Menurut dia, akar persoalan yang sangat mendasar di wilayah Indonesia timur itu bukan lebih kepada soal kesejahteraan seperti yang didengungkan selama ini oleh elite politik ataupun para pemerhati soal Papua, tetapi lebih kepada masalah pelurusan sejarah Papua ke Indonesia.
"Akar pesoalanya bukan kesejahteraan tetapi soal sejarah Papua dengan Indonesia, hal inilah yang harus dibahas secara baik lewat dialog," katanya.
Ia mengatakan sejak 1961 telah banyak program yang berlaku di Papua hingga pada masa reformasi pada 1998. Pada tahun 1999 rakyat Papua meminta merdeka, namun yang diberikan oleh pemerintah pusat adalah otonomi khusus. Pendeta Socrates yang terkenal vokal itu mengatakan Otsus seharusnya bisa memberikan keberpihakan, pemberdayaan dan perlindungan, tetapi yang terjadi adalah sebaliknya.

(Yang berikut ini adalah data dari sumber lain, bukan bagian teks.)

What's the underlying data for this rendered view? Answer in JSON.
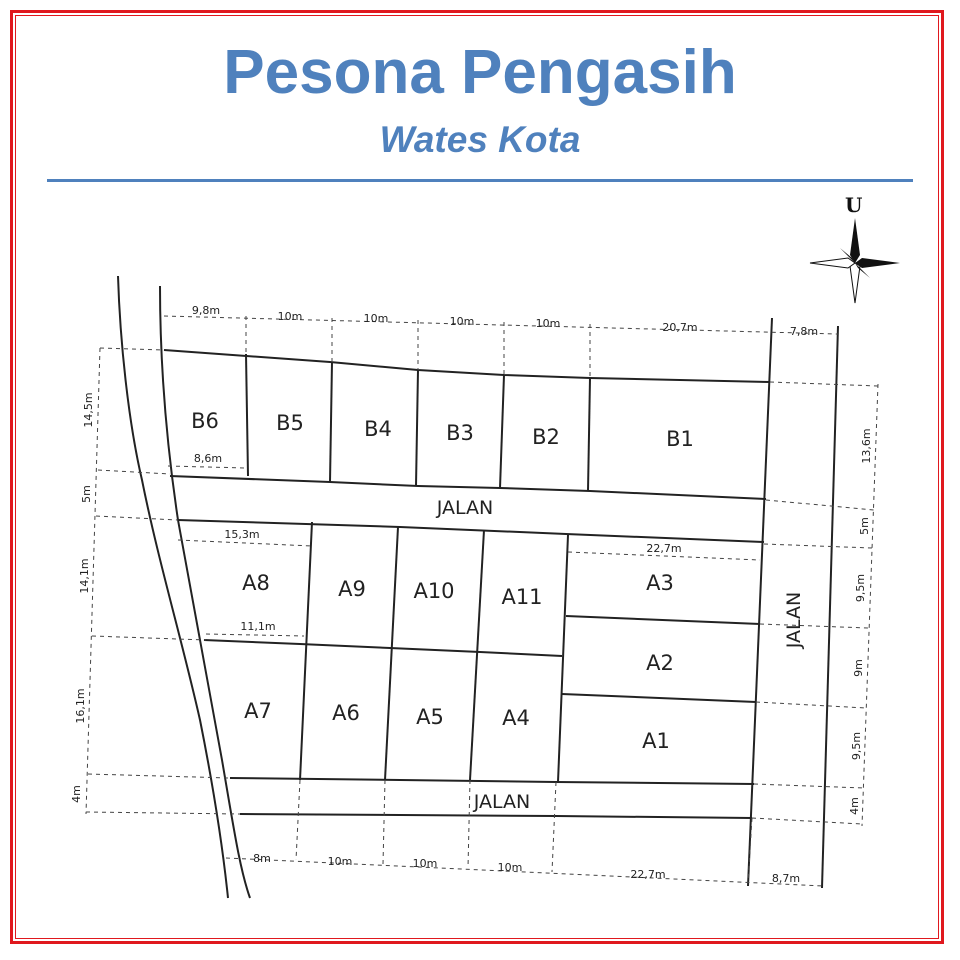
{
  "header": {
    "title": "Pesona Pengasih",
    "subtitle": "Wates Kota"
  },
  "map": {
    "north_label": "U",
    "plots_b": {
      "B6": "B6",
      "B5": "B5",
      "B4": "B4",
      "B3": "B3",
      "B2": "B2",
      "B1": "B1"
    },
    "plots_a": {
      "A1": "A1",
      "A2": "A2",
      "A3": "A3",
      "A4": "A4",
      "A5": "A5",
      "A6": "A6",
      "A7": "A7",
      "A8": "A8",
      "A9": "A9",
      "A10": "A10",
      "A11": "A11"
    },
    "roads": {
      "middle": "JALAN",
      "bottom": "JALAN",
      "east": "JALAN"
    },
    "dimensions": {
      "top": [
        "9,8m",
        "10m",
        "10m",
        "10m",
        "10m",
        "20,7m",
        "7,8m"
      ],
      "bottom": [
        "8m",
        "10m",
        "10m",
        "10m",
        "22,7m",
        "8,7m"
      ],
      "left": [
        "14,5m",
        "5m",
        "14,1m",
        "16,1m",
        "4m"
      ],
      "right": [
        "13,6m",
        "5m",
        "9,5m",
        "9m",
        "9,5m",
        "4m"
      ],
      "inner": {
        "b6_bottom": "8,6m",
        "a8_top": "15,3m",
        "a8_bottom": "11,1m",
        "a3_top": "22,7m"
      }
    }
  }
}
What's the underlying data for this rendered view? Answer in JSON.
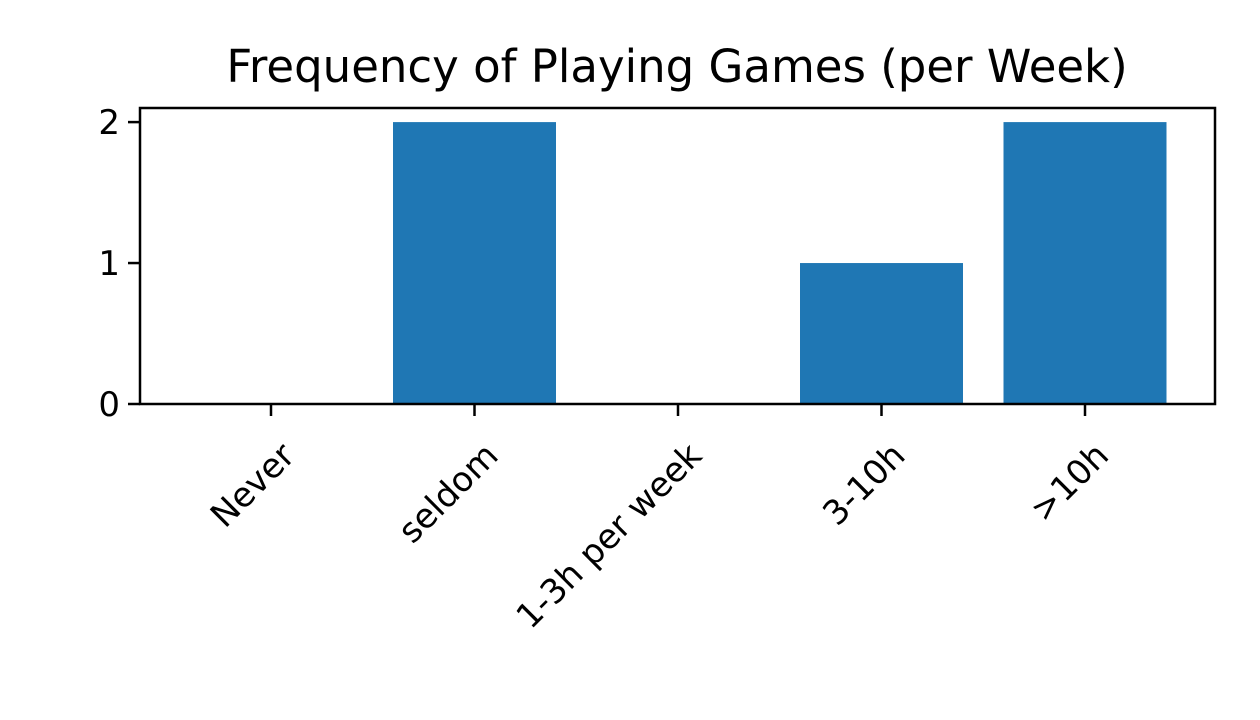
{
  "chart_data": {
    "type": "bar",
    "title": "Frequency of Playing Games (per Week)",
    "xlabel": "",
    "ylabel": "",
    "categories": [
      "Never",
      "seldom",
      "1-3h per week",
      "3-10h",
      ">10h"
    ],
    "values": [
      0,
      2,
      0,
      1,
      2
    ],
    "ylim": [
      0,
      2.1
    ],
    "yticks": [
      0,
      1,
      2
    ],
    "grid": false,
    "legend": "none",
    "bar_color": "#1f77b4"
  }
}
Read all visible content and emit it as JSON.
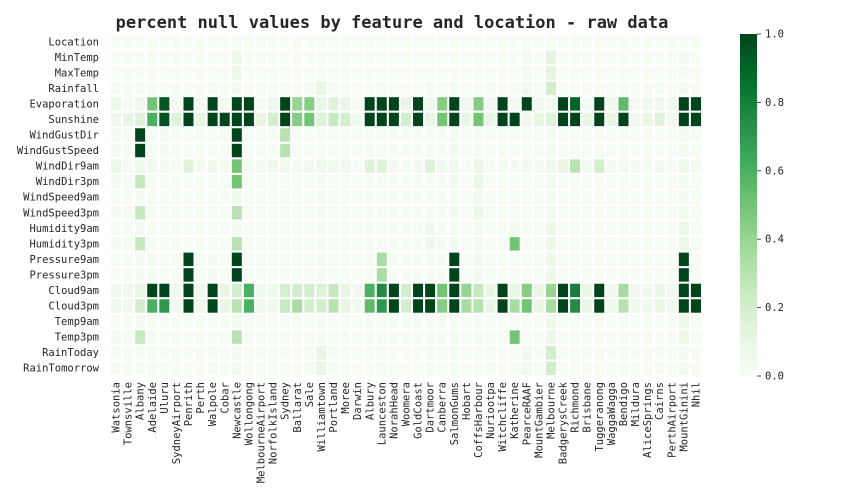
{
  "chart_data": {
    "type": "heatmap",
    "title": "percent null values by feature and location - raw data",
    "xlabel": "",
    "ylabel": "",
    "colormap": "Greens",
    "value_range": [
      0,
      1
    ],
    "colorbar_ticks": [
      "0.0",
      "0.2",
      "0.4",
      "0.6",
      "0.8",
      "1.0"
    ],
    "rows": [
      "Location",
      "MinTemp",
      "MaxTemp",
      "Rainfall",
      "Evaporation",
      "Sunshine",
      "WindGustDir",
      "WindGustSpeed",
      "WindDir9am",
      "WindDir3pm",
      "WindSpeed9am",
      "WindSpeed3pm",
      "Humidity9am",
      "Humidity3pm",
      "Pressure9am",
      "Pressure3pm",
      "Cloud9am",
      "Cloud3pm",
      "Temp9am",
      "Temp3pm",
      "RainToday",
      "RainTomorrow"
    ],
    "columns": [
      "Watsonia",
      "Townsville",
      "Albany",
      "Adelaide",
      "Uluru",
      "SydneyAirport",
      "Penrith",
      "Perth",
      "Walpole",
      "Cobar",
      "Newcastle",
      "Wollongong",
      "MelbourneAirport",
      "NorfolkIsland",
      "Sydney",
      "Ballarat",
      "Sale",
      "Williamtown",
      "Portland",
      "Moree",
      "Darwin",
      "Albury",
      "Launceston",
      "NorahHead",
      "Woomera",
      "GoldCoast",
      "Dartmoor",
      "Canberra",
      "SalmonGums",
      "Hobart",
      "CoffsHarbour",
      "Nuriootpa",
      "Witchcliffe",
      "Katherine",
      "PearceRAAF",
      "MountGambier",
      "Melbourne",
      "BadgerysCreek",
      "Richmond",
      "Brisbane",
      "Tuggeranong",
      "WaggaWagga",
      "Bendigo",
      "Mildura",
      "AliceSprings",
      "Cairns",
      "PerthAirport",
      "MountGinini",
      "Nhil"
    ],
    "values": [
      [
        0,
        0,
        0,
        0,
        0,
        0,
        0,
        0,
        0,
        0,
        0,
        0,
        0,
        0,
        0,
        0,
        0,
        0,
        0,
        0,
        0,
        0,
        0,
        0,
        0,
        0,
        0,
        0,
        0,
        0,
        0,
        0,
        0,
        0,
        0,
        0,
        0,
        0,
        0,
        0,
        0,
        0,
        0,
        0,
        0,
        0,
        0,
        0,
        0
      ],
      [
        0,
        0,
        0.01,
        0.01,
        0,
        0,
        0,
        0,
        0,
        0,
        0.07,
        0,
        0,
        0,
        0,
        0,
        0,
        0,
        0,
        0,
        0,
        0,
        0,
        0,
        0,
        0,
        0,
        0,
        0,
        0,
        0,
        0,
        0,
        0,
        0.03,
        0,
        0.12,
        0,
        0,
        0,
        0,
        0,
        0,
        0,
        0,
        0,
        0,
        0.02,
        0
      ],
      [
        0,
        0,
        0.01,
        0.01,
        0,
        0,
        0,
        0,
        0,
        0,
        0.07,
        0,
        0,
        0,
        0,
        0,
        0,
        0,
        0,
        0,
        0,
        0,
        0,
        0,
        0,
        0,
        0,
        0,
        0,
        0,
        0,
        0,
        0,
        0,
        0.03,
        0,
        0.12,
        0,
        0,
        0,
        0,
        0,
        0,
        0,
        0,
        0,
        0,
        0.02,
        0
      ],
      [
        0.02,
        0.01,
        0.02,
        0.02,
        0.01,
        0.01,
        0.01,
        0.01,
        0.02,
        0.01,
        0.03,
        0.01,
        0.01,
        0.01,
        0.01,
        0.01,
        0.02,
        0.1,
        0.02,
        0.01,
        0.01,
        0.01,
        0.02,
        0.01,
        0.01,
        0.01,
        0.02,
        0.01,
        0.02,
        0.01,
        0.01,
        0.02,
        0.01,
        0.01,
        0.05,
        0.01,
        0.2,
        0.01,
        0.01,
        0.01,
        0.01,
        0.01,
        0.02,
        0.01,
        0.01,
        0.02,
        0.01,
        0.03,
        0.01
      ],
      [
        0.06,
        0.02,
        0.05,
        0.5,
        0.95,
        0.02,
        1.0,
        0.02,
        1.0,
        0.02,
        1.0,
        1.0,
        0.02,
        0.06,
        1.0,
        0.4,
        0.45,
        0.1,
        0.15,
        0.1,
        0.02,
        1.0,
        1.0,
        1.0,
        0.1,
        1.0,
        0.05,
        0.45,
        1.0,
        0.05,
        0.45,
        0.05,
        1.0,
        0.02,
        1.0,
        0.05,
        0.05,
        1.0,
        0.9,
        0.02,
        1.0,
        0.05,
        0.55,
        0.02,
        0.05,
        0.05,
        0.05,
        1.0,
        1.0
      ],
      [
        0.06,
        0.1,
        0.15,
        0.6,
        0.95,
        0.15,
        1.0,
        0.1,
        1.0,
        1.0,
        1.0,
        1.0,
        0.1,
        0.2,
        1.0,
        0.45,
        0.5,
        0.15,
        0.25,
        0.2,
        0.05,
        1.0,
        1.0,
        1.0,
        0.2,
        1.0,
        0.1,
        0.5,
        1.0,
        0.1,
        0.5,
        0.1,
        1.0,
        1.0,
        0.05,
        0.1,
        0.15,
        1.0,
        1.0,
        0.1,
        1.0,
        0.1,
        1.0,
        0.05,
        0.1,
        0.15,
        0.05,
        1.0,
        1.0
      ],
      [
        0.02,
        0.01,
        1.0,
        0.01,
        0.02,
        0.01,
        0.01,
        0.01,
        0.01,
        0.01,
        1.0,
        0.01,
        0.01,
        0.01,
        0.3,
        0.01,
        0.01,
        0.01,
        0.01,
        0.01,
        0.01,
        0.01,
        0.01,
        0.01,
        0.01,
        0.02,
        0.01,
        0.02,
        0.03,
        0.01,
        0.02,
        0.01,
        0.01,
        0.01,
        0.01,
        0.01,
        0.03,
        0.01,
        0.01,
        0.01,
        0.01,
        0.01,
        0.01,
        0.01,
        0.01,
        0.01,
        0.01,
        0.03,
        0.01
      ],
      [
        0.02,
        0.01,
        1.0,
        0.01,
        0.02,
        0.01,
        0.01,
        0.01,
        0.01,
        0.01,
        1.0,
        0.01,
        0.01,
        0.01,
        0.3,
        0.01,
        0.01,
        0.01,
        0.01,
        0.01,
        0.01,
        0.01,
        0.01,
        0.01,
        0.01,
        0.02,
        0.01,
        0.02,
        0.03,
        0.01,
        0.02,
        0.01,
        0.01,
        0.01,
        0.01,
        0.01,
        0.03,
        0.01,
        0.01,
        0.01,
        0.01,
        0.01,
        0.01,
        0.01,
        0.01,
        0.01,
        0.01,
        0.03,
        0.01
      ],
      [
        0.08,
        0.02,
        0.05,
        0.04,
        0.03,
        0.02,
        0.15,
        0.03,
        0.05,
        0.03,
        0.5,
        0.03,
        0.02,
        0.05,
        0.04,
        0.03,
        0.04,
        0.05,
        0.04,
        0.05,
        0.02,
        0.15,
        0.15,
        0.03,
        0.02,
        0.03,
        0.15,
        0.05,
        0.05,
        0.02,
        0.08,
        0.02,
        0.03,
        0.02,
        0.04,
        0.02,
        0.05,
        0.1,
        0.3,
        0.04,
        0.2,
        0.02,
        0.04,
        0.02,
        0.02,
        0.04,
        0.02,
        0.06,
        0.03
      ],
      [
        0.02,
        0.01,
        0.25,
        0.01,
        0.01,
        0.01,
        0.01,
        0.01,
        0.01,
        0.01,
        0.5,
        0.01,
        0.01,
        0.01,
        0.01,
        0.01,
        0.01,
        0.02,
        0.01,
        0.01,
        0.01,
        0.02,
        0.02,
        0.01,
        0.01,
        0.02,
        0.01,
        0.02,
        0.03,
        0.01,
        0.08,
        0.01,
        0.01,
        0.01,
        0.01,
        0.01,
        0.03,
        0.01,
        0.01,
        0.01,
        0.01,
        0.01,
        0.01,
        0.01,
        0.01,
        0.01,
        0.01,
        0.04,
        0.01
      ],
      [
        0.01,
        0.01,
        0.02,
        0.01,
        0.01,
        0.01,
        0.01,
        0.01,
        0.01,
        0.01,
        0.05,
        0.01,
        0.01,
        0.01,
        0.01,
        0.01,
        0.01,
        0.02,
        0.01,
        0.01,
        0.01,
        0.01,
        0.01,
        0.01,
        0.01,
        0.01,
        0.01,
        0.02,
        0.02,
        0.01,
        0.05,
        0.01,
        0.01,
        0.01,
        0.01,
        0.01,
        0.02,
        0.01,
        0.01,
        0.01,
        0.01,
        0.01,
        0.01,
        0.01,
        0.01,
        0.01,
        0.01,
        0.03,
        0.01
      ],
      [
        0.02,
        0.01,
        0.25,
        0.01,
        0.01,
        0.01,
        0.01,
        0.01,
        0.01,
        0.01,
        0.3,
        0.01,
        0.01,
        0.01,
        0.01,
        0.01,
        0.01,
        0.02,
        0.01,
        0.01,
        0.01,
        0.02,
        0.02,
        0.01,
        0.01,
        0.02,
        0.01,
        0.02,
        0.03,
        0.01,
        0.08,
        0.01,
        0.01,
        0.01,
        0.01,
        0.01,
        0.03,
        0.01,
        0.01,
        0.01,
        0.01,
        0.01,
        0.01,
        0.01,
        0.01,
        0.01,
        0.01,
        0.04,
        0.01
      ],
      [
        0.01,
        0.01,
        0.02,
        0.01,
        0.01,
        0.01,
        0.01,
        0.01,
        0.01,
        0.01,
        0.03,
        0.01,
        0.01,
        0.01,
        0.01,
        0.01,
        0.01,
        0.02,
        0.01,
        0.01,
        0.01,
        0.01,
        0.01,
        0.01,
        0.01,
        0.01,
        0.05,
        0.02,
        0.02,
        0.01,
        0.03,
        0.01,
        0.01,
        0.04,
        0.01,
        0.01,
        0.07,
        0.01,
        0.01,
        0.01,
        0.01,
        0.01,
        0.01,
        0.01,
        0.01,
        0.01,
        0.01,
        0.08,
        0.01
      ],
      [
        0.02,
        0.01,
        0.25,
        0.01,
        0.01,
        0.01,
        0.01,
        0.01,
        0.01,
        0.01,
        0.3,
        0.01,
        0.01,
        0.01,
        0.01,
        0.01,
        0.01,
        0.02,
        0.01,
        0.01,
        0.01,
        0.02,
        0.02,
        0.01,
        0.01,
        0.02,
        0.06,
        0.02,
        0.03,
        0.01,
        0.03,
        0.01,
        0.01,
        0.5,
        0.01,
        0.01,
        0.07,
        0.01,
        0.01,
        0.01,
        0.01,
        0.01,
        0.01,
        0.01,
        0.01,
        0.01,
        0.01,
        0.08,
        0.01
      ],
      [
        0.01,
        0.01,
        0.02,
        0.02,
        0.01,
        0.01,
        1.0,
        0.01,
        0.02,
        0.01,
        1.0,
        0.01,
        0.01,
        0.01,
        0.01,
        0.01,
        0.01,
        0.02,
        0.01,
        0.01,
        0.01,
        0.02,
        0.35,
        0.01,
        0.01,
        0.01,
        0.02,
        0.02,
        1.0,
        0.01,
        0.04,
        0.01,
        0.01,
        0.01,
        0.01,
        0.01,
        0.07,
        0.01,
        0.01,
        0.01,
        0.01,
        0.01,
        0.01,
        0.01,
        0.01,
        0.01,
        0.01,
        1.0,
        0.01
      ],
      [
        0.01,
        0.01,
        0.02,
        0.02,
        0.01,
        0.01,
        1.0,
        0.01,
        0.02,
        0.01,
        1.0,
        0.01,
        0.01,
        0.01,
        0.01,
        0.01,
        0.01,
        0.02,
        0.01,
        0.01,
        0.01,
        0.02,
        0.35,
        0.01,
        0.01,
        0.01,
        0.02,
        0.02,
        1.0,
        0.01,
        0.04,
        0.01,
        0.01,
        0.01,
        0.01,
        0.01,
        0.07,
        0.01,
        0.01,
        0.01,
        0.01,
        0.01,
        0.01,
        0.01,
        0.01,
        0.01,
        0.01,
        1.0,
        0.01
      ],
      [
        0.05,
        0.05,
        0.1,
        1.0,
        1.0,
        0.05,
        1.0,
        0.05,
        1.0,
        0.1,
        0.2,
        0.6,
        0.05,
        0.05,
        0.2,
        0.2,
        0.2,
        0.15,
        0.25,
        0.1,
        0.05,
        0.6,
        0.75,
        1.0,
        0.2,
        1.0,
        1.0,
        0.5,
        1.0,
        0.4,
        0.25,
        0.1,
        1.0,
        0.1,
        0.45,
        0.1,
        0.4,
        1.0,
        0.8,
        0.1,
        1.0,
        0.05,
        0.35,
        0.05,
        0.05,
        0.1,
        0.05,
        1.0,
        1.0
      ],
      [
        0.05,
        0.05,
        0.2,
        0.6,
        0.7,
        0.05,
        1.0,
        0.05,
        1.0,
        0.1,
        0.3,
        0.6,
        0.05,
        0.05,
        0.25,
        0.35,
        0.2,
        0.2,
        0.3,
        0.1,
        0.05,
        0.55,
        0.7,
        1.0,
        0.2,
        1.0,
        1.0,
        0.45,
        1.0,
        0.35,
        0.3,
        0.1,
        1.0,
        0.35,
        0.5,
        0.1,
        0.35,
        1.0,
        0.75,
        0.1,
        1.0,
        0.05,
        0.3,
        0.05,
        0.05,
        0.1,
        0.05,
        1.0,
        1.0
      ],
      [
        0.01,
        0.01,
        0.02,
        0.01,
        0.01,
        0.01,
        0.01,
        0.01,
        0.01,
        0.01,
        0.04,
        0.01,
        0.01,
        0.01,
        0.01,
        0.01,
        0.01,
        0.02,
        0.01,
        0.01,
        0.01,
        0.01,
        0.01,
        0.01,
        0.01,
        0.01,
        0.01,
        0.02,
        0.02,
        0.01,
        0.02,
        0.01,
        0.01,
        0.01,
        0.01,
        0.01,
        0.06,
        0.01,
        0.01,
        0.01,
        0.01,
        0.01,
        0.01,
        0.01,
        0.01,
        0.01,
        0.01,
        0.08,
        0.01
      ],
      [
        0.02,
        0.01,
        0.25,
        0.01,
        0.01,
        0.01,
        0.01,
        0.01,
        0.01,
        0.01,
        0.3,
        0.01,
        0.01,
        0.01,
        0.01,
        0.01,
        0.01,
        0.02,
        0.01,
        0.01,
        0.01,
        0.02,
        0.02,
        0.01,
        0.01,
        0.02,
        0.02,
        0.02,
        0.03,
        0.01,
        0.03,
        0.01,
        0.01,
        0.5,
        0.01,
        0.01,
        0.07,
        0.01,
        0.01,
        0.01,
        0.01,
        0.01,
        0.01,
        0.01,
        0.01,
        0.01,
        0.01,
        0.08,
        0.01
      ],
      [
        0.02,
        0.01,
        0.02,
        0.02,
        0.01,
        0.01,
        0.01,
        0.01,
        0.02,
        0.01,
        0.03,
        0.01,
        0.01,
        0.01,
        0.01,
        0.01,
        0.02,
        0.1,
        0.02,
        0.01,
        0.01,
        0.01,
        0.02,
        0.01,
        0.01,
        0.01,
        0.02,
        0.01,
        0.02,
        0.01,
        0.01,
        0.02,
        0.01,
        0.01,
        0.05,
        0.01,
        0.2,
        0.01,
        0.01,
        0.01,
        0.01,
        0.01,
        0.02,
        0.01,
        0.01,
        0.02,
        0.01,
        0.03,
        0.01
      ],
      [
        0.02,
        0.01,
        0.02,
        0.02,
        0.01,
        0.01,
        0.01,
        0.01,
        0.02,
        0.01,
        0.03,
        0.01,
        0.01,
        0.01,
        0.01,
        0.01,
        0.02,
        0.1,
        0.02,
        0.01,
        0.01,
        0.01,
        0.02,
        0.01,
        0.01,
        0.01,
        0.02,
        0.01,
        0.02,
        0.01,
        0.01,
        0.02,
        0.01,
        0.01,
        0.05,
        0.01,
        0.2,
        0.01,
        0.01,
        0.01,
        0.01,
        0.01,
        0.02,
        0.01,
        0.01,
        0.02,
        0.01,
        0.03,
        0.01
      ]
    ]
  }
}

Socrates lahir di Situbondo pada 15 Desember 1969 dan merupakan tokoh gereja yang vokal soal Papua. Dia dosen di berbagai Sekolah Tinggi Theologia di Kota dan Kabupaten Jayapura, yang pernah berbicara dengan staf khusus Sekjen PBB pada Oktober 2011. "Pada 6 Maret ini, saya akan luncurkan buku baru lagi dengan judul "Saya Bukan Bangsa Budak."